Trump, “Önce Amerika” diyerek seçimi kazandı. Okumuyor, dinlemiyor, içgüdülerine güvenerek bildiğini okuyor. Öyle ya kimse ona şans vermese de seçimi böyle kazandı. Yukarıda saydığım figürler gündelik işleri çekip çevirse de, Kudüs kararında olduğu gibi son kararı Trump kendi veriyor. Bir de damad-ı şehriyari Kushner var. Kushner, Ortadoğu dosyasında etkin. Ortadoğu ülkelerine de Beyaz Ev’in kapısı, Kushner üzerinden açık. Kushner’in Birleşik Arap Emirlikleri (BAE) Vaşington Büyükelçisi Yusef Otaiba’yla yakınlığı biliniyor. Otaiba, Pompeo’yla da yakın. Otaiba’nın da BAE Veliaht Prensi Muhammet Bin Zahyan’ın (MbZ) has adamı olduğunu da biliyoruz. MbS’nin rakiplerini ve farklı güç odaklarını ekarte etmesinin mekaniğinin böyle işlediğini artık geriye dönüp baktığımızda görebiliyoruz: MbZ-Kushner-MbS.

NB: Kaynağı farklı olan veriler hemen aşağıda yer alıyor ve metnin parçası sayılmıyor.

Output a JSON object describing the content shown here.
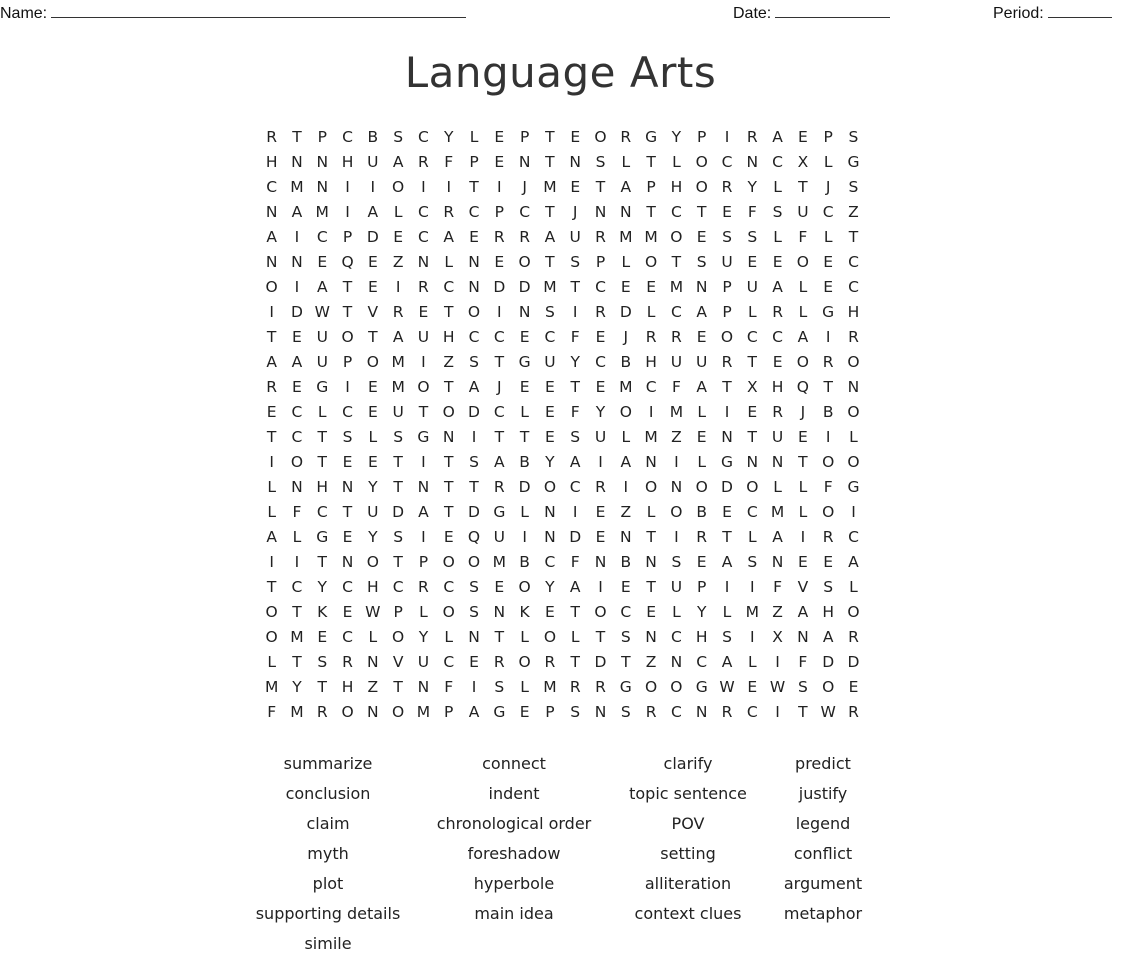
{
  "header": {
    "name_label": "Name:",
    "date_label": "Date:",
    "period_label": "Period:"
  },
  "title": "Language Arts",
  "grid": [
    "RTPCBSCYLEPTEORGYPIRAEPS",
    "HNNHUARFPENTNSLTLOCNCXLG",
    "CMNIIOIITIJMETAPHORYLTJS",
    "NAMIALCRCPCTJNNTCTEFSUCZ",
    "AICPDECAERRAURMMOESSLFLT",
    "NNEQEZNLNEOTSPLOTSUEEOEC",
    "OIATEIRCNDDMTCEEMNPUALEC",
    "IDWTVRETOINSIRDLCAPLRLGH",
    "TEUOTAUHCCECFEJRREOCCAIR",
    "AAUPOMIZSTGUYCBHUURTEORO",
    "REGIEMOTAJEETEMCFATXHQTN",
    "ECLCEUTODCLEFYOIMLIERJBO",
    "TCTSLSGNITTESULMZENTUEIL",
    "IOTEETITSABYAIANILGNNTOO",
    "LNHNYTNTTRDOCRIONODOLLFG",
    "LFCTUDATDGLNIEZLOBECMLOI",
    "ALGEYSIEQUINDENTIRTLAIRC",
    "IITNOTPOOMBCFNBNSEASNEEA",
    "TCYCHCRCSEOYAIETUPIIFVSL",
    "OTKEWPLOSNKETOCELYLMZAHO",
    "OMECLOYLNTLOLTSNCHSIXNAR",
    "LTSRNVUCERORTDTZNCALIFDD",
    "MYTHZTNFISLMRRGOOGWEWSOE",
    "FMRONOMPAGEPSNSRCNRCITWR"
  ],
  "word_rows": [
    [
      "summarize",
      "connect",
      "clarify",
      "predict"
    ],
    [
      "conclusion",
      "indent",
      "topic sentence",
      "justify"
    ],
    [
      "claim",
      "chronological order",
      "POV",
      "legend"
    ],
    [
      "myth",
      "foreshadow",
      "setting",
      "conflict"
    ],
    [
      "plot",
      "hyperbole",
      "alliteration",
      "argument"
    ],
    [
      "supporting details",
      "main idea",
      "context clues",
      "metaphor"
    ],
    [
      "simile"
    ]
  ]
}
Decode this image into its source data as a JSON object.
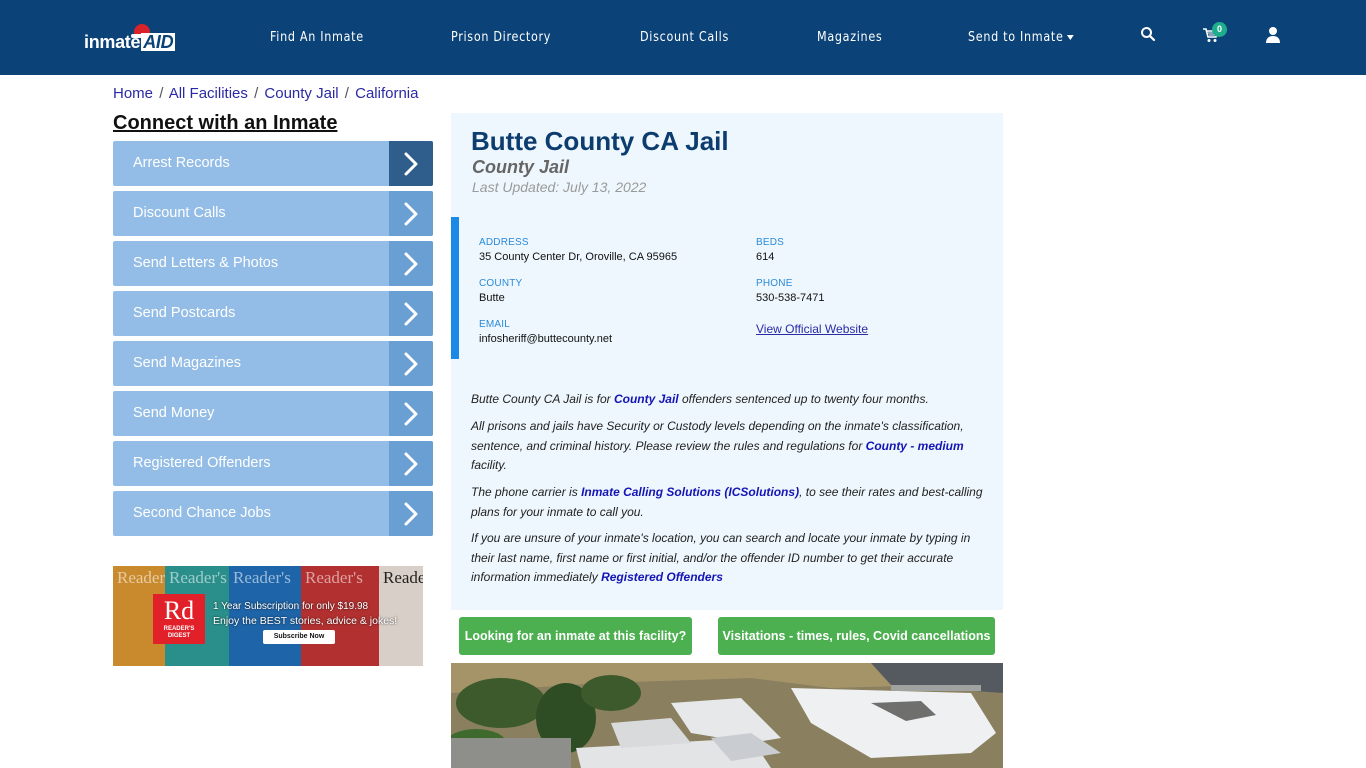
{
  "navbar": {
    "logo": {
      "text": "inmate",
      "accent": "AID"
    },
    "items": [
      {
        "label": "Find An Inmate"
      },
      {
        "label": "Prison Directory"
      },
      {
        "label": "Discount Calls"
      },
      {
        "label": "Magazines"
      },
      {
        "label": "Send to Inmate",
        "has_dropdown": true
      }
    ],
    "icons": [
      "search-icon",
      "cart-icon",
      "user-icon"
    ],
    "cart_count": "0",
    "colors": {
      "background": "#0b4277",
      "badge": "#1fae8b"
    }
  },
  "breadcrumb": [
    {
      "label": "Home"
    },
    {
      "label": "All Facilities"
    },
    {
      "label": "County Jail"
    },
    {
      "label": "California"
    }
  ],
  "breadcrumb_separator": "/",
  "sidebar": {
    "title": "Connect with an Inmate",
    "items": [
      {
        "label": "Arrest Records",
        "active": true
      },
      {
        "label": "Discount Calls"
      },
      {
        "label": "Send Letters & Photos"
      },
      {
        "label": "Send Postcards"
      },
      {
        "label": "Send Magazines"
      },
      {
        "label": "Send Money"
      },
      {
        "label": "Registered Offenders"
      },
      {
        "label": "Second Chance Jobs"
      }
    ],
    "colors": {
      "item_bg": "#93bde6",
      "arrow_bg": "#6a9fd3",
      "arrow_active_bg": "#2f5d8c"
    }
  },
  "ad": {
    "brand_big": "Rd",
    "brand_small": "READER'S DIGEST",
    "mastheads": [
      "Reader's",
      "Reader's",
      "Reader's",
      "Reader's",
      "Reader's"
    ],
    "line1": "1 Year Subscription for only $19.98",
    "line2": "Enjoy the BEST stories, advice & jokes!",
    "button": "Subscribe Now"
  },
  "facility": {
    "name": "Butte County CA Jail",
    "type": "County Jail",
    "last_updated": "Last Updated: July 13, 2022",
    "fields": {
      "address_label": "ADDRESS",
      "address": "35 County Center Dr, Oroville, CA 95965",
      "beds_label": "BEDS",
      "beds": "614",
      "county_label": "COUNTY",
      "county": "Butte",
      "phone_label": "PHONE",
      "phone": "530-538-7471",
      "email_label": "EMAIL",
      "email": "infosheriff@buttecounty.net",
      "website_link": "View Official Website"
    },
    "paragraphs": {
      "p1_a": "Butte County CA Jail is for ",
      "p1_link": "County Jail",
      "p1_b": " offenders sentenced up to twenty four months.",
      "p2_a": "All prisons and jails have Security or Custody levels depending on the inmate's classification, sentence, and criminal history. Please review the rules and regulations for ",
      "p2_link": "County - medium",
      "p2_b": " facility.",
      "p3_a": "The phone carrier is ",
      "p3_link": "Inmate Calling Solutions (ICSolutions)",
      "p3_b": ", to see their rates and best-calling plans for your inmate to call you.",
      "p4_a": "If you are unsure of your inmate's location, you can search and locate your inmate by typing in their last name, first name or first initial, and/or the offender ID number to get their accurate information immediately ",
      "p4_link": "Registered Offenders"
    },
    "colors": {
      "title": "#0d3d6e",
      "card_bg": "#eef7fd",
      "accent_bar": "#1a8ae6"
    }
  },
  "actions": {
    "find_inmate": "Looking for an inmate at this facility?",
    "visitations": "Visitations - times, rules, Covid cancellations",
    "color": "#4caf50"
  },
  "photo": {
    "description": "aerial-view-of-facility"
  }
}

Ankara, Kushner’e veya Trump’a bir çengel atamadı, dolayısıyla bu resmin bir köşesine tutunmuş değil. Tutunması gerekir mi ayrı soru ancak resmi görmesi zorunlu. BAE’nin Fahrettin Paşa çıkışı, SA’nın Mısır’ın diktatörü Sisi’nin baş sponsoru olması, Filistin Devlet Başkanı Abbas’ı Riyad’a çağırıp “iki ay içinde ya istifa et, ya İsrail’le anlaş” dayatması, Katar’ı yalıtması, Yemen’de insani felakete varan yıkıma devam etmesi, Ürdün Kralı Abdullah'ın kardeşini SA iltisaklı bir darbe olasılığı dolayısıyla azledip gözaltına alması, son halk ayaklanmaları (ya da toplumsal huzursuzluk gösterileri) bağlamında daha da önemli olarak İran’ı inatçı biçimde hedef tahtasına koymasını not etmeliyiz. MbS, SA’yı bölgede cihadizmin baş sponsorluğundan çektiği gibi, içeride de radikal Vahabi ideolojiyi yumuşatıyor. Eşanlı olarak, Trump bir başka radikal İslamcılık sponsoru Pakistan’ın fişini çekiverdi. Üstelik 2017 biterken Ulusal Güvenlik Danışmanı MacMaster de bölgede radikal ideolojinin baş sponsorlarının artık Türkiye ve Katar olduğunu yumurtlayıverdi.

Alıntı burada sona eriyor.